Stop hospital mergers that create healthcare monopolies. President Biden wants the FTC to stop hospital mergers and acquisitions that increase healthcare costs by creating unduly concentrated markets.The FTC began a concerted effort to keep hospitals from engaging in mergers and acquisitions that create monopoly conditions many years ago. It was forced to halt that effort when it lost six out of seven hospital merger cases in court. FTC’s recent success in restarting that effort provides some encouraging news, however. FTC conducted a study of the hospital mergers that it unsuccessfully challenged and found that those mergers had dramatically increased the cost of hospital care[6]. When courts were confronted with that solid empirical evidence of the high social cost of the mistakes that they had made in the past, they embraced the FTC’s proposed methods of correcting their past mistakes.[7]

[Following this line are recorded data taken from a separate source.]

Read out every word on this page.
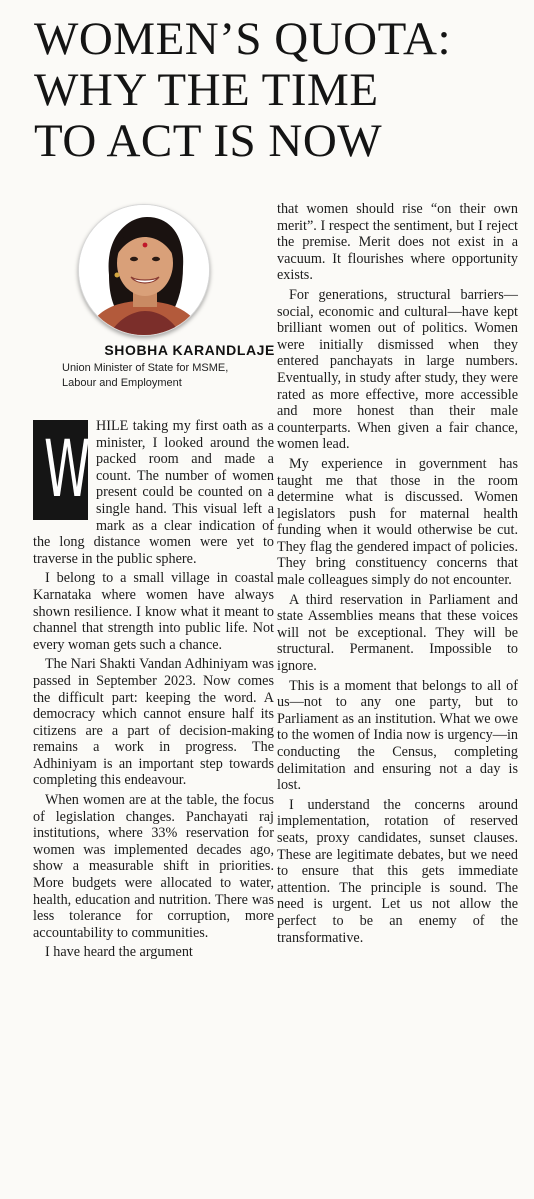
WOMEN’S QUOTA:
WHY THE TIME
TO ACT IS NOW
SHOBHA KARANDLAJE
Union Minister of State for MSME,
Labour and Employment

W HILE taking my first oath as a minister, I looked around the packed room and made a count. The number of women present could be counted on a single hand. This visual left a mark as a clear indication of the long distance women were yet to traverse in the public sphere.

I belong to a small village in coastal Karnataka where women have always shown resilience. I know what it meant to channel that strength into public life. Not every woman gets such a chance.

The Nari Shakti Vandan Adhiniyam was passed in September 2023. Now comes the difficult part: keeping the word. A democracy which cannot ensure half its citizens are a part of decision-making remains a work in progress. The Adhiniyam is an important step towards completing this endeavour.

When women are at the table, the focus of legislation changes. Panchayati raj institutions, where 33% reservation for women was implemented decades ago, show a measurable shift in priorities. More budgets were allocated to water, health, education and nutrition. There was less tolerance for corruption, more accountability to communities.

I have heard the argument

that women should rise “on their own merit”. I respect the sentiment, but I reject the premise. Merit does not exist in a vacuum. It flourishes where opportunity exists.

For generations, structural barriers—social, economic and cultural—have kept brilliant women out of politics. Women were initially dismissed when they entered panchayats in large numbers. Eventually, in study after study, they were rated as more effective, more accessible and more honest than their male counterparts. When given a fair chance, women lead.

My experience in government has taught me that those in the room determine what is discussed. Women legislators push for maternal health funding when it would otherwise be cut. They flag the gendered impact of policies. They bring constituency concerns that male colleagues simply do not encounter.

A third reservation in Parliament and state Assemblies means that these voices will not be exceptional. They will be structural. Permanent. Impossible to ignore.

This is a moment that belongs to all of us—not to any one party, but to Parliament as an institution. What we owe to the women of India now is urgency—in conducting the Census, completing delimitation and ensuring not a day is lost.

I understand the concerns around implementation, rotation of reserved seats, proxy candidates, sunset clauses. These are legitimate debates, but we need to ensure that this gets immediate attention. The principle is sound. The need is urgent. Let us not allow the perfect to be an enemy of the transformative.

The bottom line is clear. DOJ and FTC will find it a challenge to persuade skeptical courts to react favorably to their efforts to implement President Biden’s ambitious antitrust agenda. The FTC’s success in persuading courts to accept its approach to hospital mergers illustrates one way in which agencies can improve their chances of overcoming that judicial skepticism. Courts respond well to empirical studies that demonstrate the adverse effects of firm practices and market structures on the performance of markets.

Richard J. Pierce, Jr. is the Lyle T. Alverson Professor of Law at George Washington University.


[1] Pierce, Questions for Proponents of Major Changes in Antitrust Law, Notice & Comment (July 3, 2021); Pierce, Fasten Your Seatbelts, The FTC Is About to Take Us on a Rollercoaster Ride, Notice & Comment (July 1, 2021). 

[2] FTC v. Actavis, 570 U.S. 136 (2013).

[3] North Carolina State Board of Dental Examiners v. FTC, 594 U.S. 494 (2015).

[4] Ohio v. American Express Co., 138 S.Ct. 2274 (2018).

[5] U.S. v. AT&T, 916 F. 3d 1029 (D.C. Cir. 2019).

[6] See Joseph Farrell et al, Economics at the FTC: Retrospective Merger Analysis with a Focus on Hospitals, 35 Rev. Indus. Org. 369 (2009).

[7] See FTC v. Penn State Hershey Medical Center, 838 F. 3d 327 (3d Cir. 2016).